Essential New Music: Miranda Lambert’s “The Weight Of These Wings”

From rebellious 2005 breakout hit “Kerosene” to the deliciously cocky title track of 2014’s Platinum, Miranda Lambert has long presented herself as a spitfire: brash, outspoken, unapologetic and usually packing the blistering guitars to match. The picture painted by her hefty, sweeping sixth album, however, is something else entirely. This is, by and large, an introspective affair—lyrically if not always musically—that finds the songwriter taking a hard look at her life (including those well-documented wild-living impulses), emerging seemingly wiser but a good deal less self-assured.

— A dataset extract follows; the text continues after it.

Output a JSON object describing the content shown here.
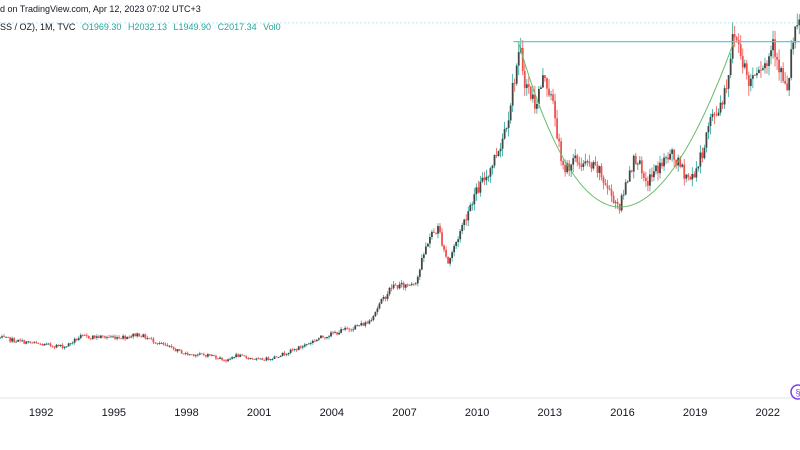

Or at least, about half of it is. As with most double albums, there’s a tendency to want to cherry-pick and whittle down the tracklist to a more potent and digestible form. But it’s especially tempting in this case, given that roughly 50 percent of these two dozen songs come across as deeply felt, personal, nuanced and truthful without being overly confessional, whereas most of the remainder—including, notably, the four songs not written or co-written by Lambert—tend toward formula and cliché (the cutesy-dopey “For The Birds,” blandly anthemic “Keeper Of The Flame”), stock situations and stereotypes (grossly regressive empowerment-attempt “Tomboy”) and/or hokey, pandering country-fantasy tropes (are-you-serious throwback fluff “Covered Wagon.”)

It’s not that there’s anything wrong with these songs, per se (well, “Pink Sunglasses” is pretty insufferable)—they just seem like they belong to an entirely different album from the poignant and tremulous “Use My Heart,” deftly sketched, bleary-eyed self-appraisal “Vice,” the witty, winking self-portrait-by-proxy “We Should Be Friends” or even the deceptively jaunty “Ugly Lights” (an AA testimonial in all but name). If the first decade of Lambert’s career was an exuberantly reckless, hell-raising party, Weight is the inexorable comedown: a graceful and timely maturation that might just take a little editing to come through clearly.